Business Resilience Manager Skillset
As a business resilience manager, you have the responsibility to safeguard your company against any unexpected disruptions.
So, here are a few qualities that you must possess:
In-depth knowledge of the business work culture and short-term and long-term objectives that the company wants to achieve.
Its dependency on IT and whether the present percentage of IT integration is enough to protect its assets or more involvement is required.
You must also possess strong analytical and strategic thinking skills, excellent communication skills, knowledge of risk management (preferably CRISC certified), and good team management skills.
Working experience in disaster recovery, emergency planning and handling, information security will be an added advantage.
Where to Find Resilience Managers?
To have a business resilience manager from the company itself is the best choice. They have a deep understanding of the company’s working style, its business model, goals it wants to achieve, and IT requirements.
What company can do?
Companies can conduct regular training sessions for selected employees, equip them with required skills, and educate them with the working style of other departments. They will be able to handle the situation during the crisis either temporarily or permanently without a business resilience manager.
The Bottom Line
Organizations now realize the importance of comprehensive business resilience planning at all levels to identify potential risks and mitigate risks to ensure smooth business operations if anything unexpected occur.

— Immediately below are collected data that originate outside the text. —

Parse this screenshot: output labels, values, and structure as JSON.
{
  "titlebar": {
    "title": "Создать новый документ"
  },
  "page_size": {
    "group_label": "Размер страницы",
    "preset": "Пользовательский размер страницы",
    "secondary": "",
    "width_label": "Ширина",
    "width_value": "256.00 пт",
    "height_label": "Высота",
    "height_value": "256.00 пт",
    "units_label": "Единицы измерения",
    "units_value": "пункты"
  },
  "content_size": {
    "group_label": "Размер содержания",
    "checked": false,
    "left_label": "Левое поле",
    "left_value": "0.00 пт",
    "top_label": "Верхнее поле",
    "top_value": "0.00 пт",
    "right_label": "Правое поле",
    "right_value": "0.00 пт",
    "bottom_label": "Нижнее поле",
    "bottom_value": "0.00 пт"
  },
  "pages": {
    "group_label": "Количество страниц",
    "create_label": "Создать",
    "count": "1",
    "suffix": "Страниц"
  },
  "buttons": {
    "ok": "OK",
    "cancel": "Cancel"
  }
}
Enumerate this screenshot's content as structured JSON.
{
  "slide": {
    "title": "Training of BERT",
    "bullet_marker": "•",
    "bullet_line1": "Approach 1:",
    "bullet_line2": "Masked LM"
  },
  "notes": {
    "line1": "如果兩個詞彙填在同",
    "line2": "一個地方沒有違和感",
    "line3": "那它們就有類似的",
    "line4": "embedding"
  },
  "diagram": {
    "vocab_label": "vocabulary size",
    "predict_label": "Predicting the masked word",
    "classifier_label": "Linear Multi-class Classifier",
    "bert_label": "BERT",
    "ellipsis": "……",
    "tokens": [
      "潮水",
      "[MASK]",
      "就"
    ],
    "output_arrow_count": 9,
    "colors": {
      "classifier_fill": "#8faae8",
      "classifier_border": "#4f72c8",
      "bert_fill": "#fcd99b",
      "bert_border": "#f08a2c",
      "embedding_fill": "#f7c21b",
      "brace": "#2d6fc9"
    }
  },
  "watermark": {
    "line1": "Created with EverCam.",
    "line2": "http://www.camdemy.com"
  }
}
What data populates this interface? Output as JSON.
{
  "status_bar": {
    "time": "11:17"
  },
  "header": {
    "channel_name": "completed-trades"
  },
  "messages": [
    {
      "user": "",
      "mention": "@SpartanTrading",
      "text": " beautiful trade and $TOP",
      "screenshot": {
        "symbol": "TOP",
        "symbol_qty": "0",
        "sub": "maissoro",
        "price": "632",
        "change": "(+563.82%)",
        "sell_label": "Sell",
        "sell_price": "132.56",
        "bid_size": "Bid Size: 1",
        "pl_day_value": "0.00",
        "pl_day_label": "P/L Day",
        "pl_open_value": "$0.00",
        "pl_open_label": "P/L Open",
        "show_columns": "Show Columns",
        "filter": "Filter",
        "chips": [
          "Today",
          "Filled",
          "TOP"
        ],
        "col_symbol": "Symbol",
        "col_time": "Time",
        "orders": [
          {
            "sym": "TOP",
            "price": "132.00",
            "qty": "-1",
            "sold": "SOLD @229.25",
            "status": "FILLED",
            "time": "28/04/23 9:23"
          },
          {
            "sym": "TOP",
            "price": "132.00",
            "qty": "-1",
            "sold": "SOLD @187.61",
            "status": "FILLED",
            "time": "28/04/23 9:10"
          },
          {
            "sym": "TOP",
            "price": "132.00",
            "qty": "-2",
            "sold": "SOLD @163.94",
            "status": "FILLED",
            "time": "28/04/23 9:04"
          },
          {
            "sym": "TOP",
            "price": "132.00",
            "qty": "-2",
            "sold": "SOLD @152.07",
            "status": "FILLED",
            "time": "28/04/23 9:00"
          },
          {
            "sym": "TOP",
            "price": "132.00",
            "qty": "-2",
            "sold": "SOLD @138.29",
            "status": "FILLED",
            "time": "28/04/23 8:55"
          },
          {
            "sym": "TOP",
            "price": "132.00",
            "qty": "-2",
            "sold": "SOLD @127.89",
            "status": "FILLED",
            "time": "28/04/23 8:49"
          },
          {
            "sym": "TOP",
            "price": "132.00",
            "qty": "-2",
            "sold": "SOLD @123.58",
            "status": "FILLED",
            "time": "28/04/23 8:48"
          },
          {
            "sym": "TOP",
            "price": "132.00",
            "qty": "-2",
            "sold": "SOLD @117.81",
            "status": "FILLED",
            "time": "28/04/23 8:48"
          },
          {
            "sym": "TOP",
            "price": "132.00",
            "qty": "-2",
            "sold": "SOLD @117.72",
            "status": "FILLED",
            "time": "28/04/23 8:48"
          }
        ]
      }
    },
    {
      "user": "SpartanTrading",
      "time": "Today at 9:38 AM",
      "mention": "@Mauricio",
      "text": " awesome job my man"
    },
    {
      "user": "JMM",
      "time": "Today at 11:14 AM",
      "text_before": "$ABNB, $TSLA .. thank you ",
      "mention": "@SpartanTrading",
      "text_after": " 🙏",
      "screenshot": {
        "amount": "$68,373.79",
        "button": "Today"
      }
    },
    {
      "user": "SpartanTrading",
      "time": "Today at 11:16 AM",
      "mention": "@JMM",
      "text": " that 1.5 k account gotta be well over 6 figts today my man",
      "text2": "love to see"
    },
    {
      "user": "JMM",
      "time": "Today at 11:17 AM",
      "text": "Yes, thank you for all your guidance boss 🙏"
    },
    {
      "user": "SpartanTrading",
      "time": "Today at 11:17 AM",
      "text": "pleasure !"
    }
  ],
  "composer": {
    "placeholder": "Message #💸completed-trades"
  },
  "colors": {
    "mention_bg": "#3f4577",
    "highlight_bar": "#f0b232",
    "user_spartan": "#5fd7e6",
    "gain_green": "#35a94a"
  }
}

A resilience plan must be integrated not only to support short-term goals but also to focus on the company's long-term functioning.
Digitalization is taking place quickly, and companies are dependent on IT like never before. It has led to an increase in the rate at which cybercrimes take place. Therefore companies look forward to hiring people with globally acclaimed risk management certifications, such as CRISC by ISACA. There are several ISACA Certifications available, but CRISC is one of the most prestigious certifications that companies look for while hiring or providing facilities to their staff to upgrade their skills.
Investing in creating a business resilience plan is one of an organisation's best decisions to safeguard its business during unpredicted disruptions.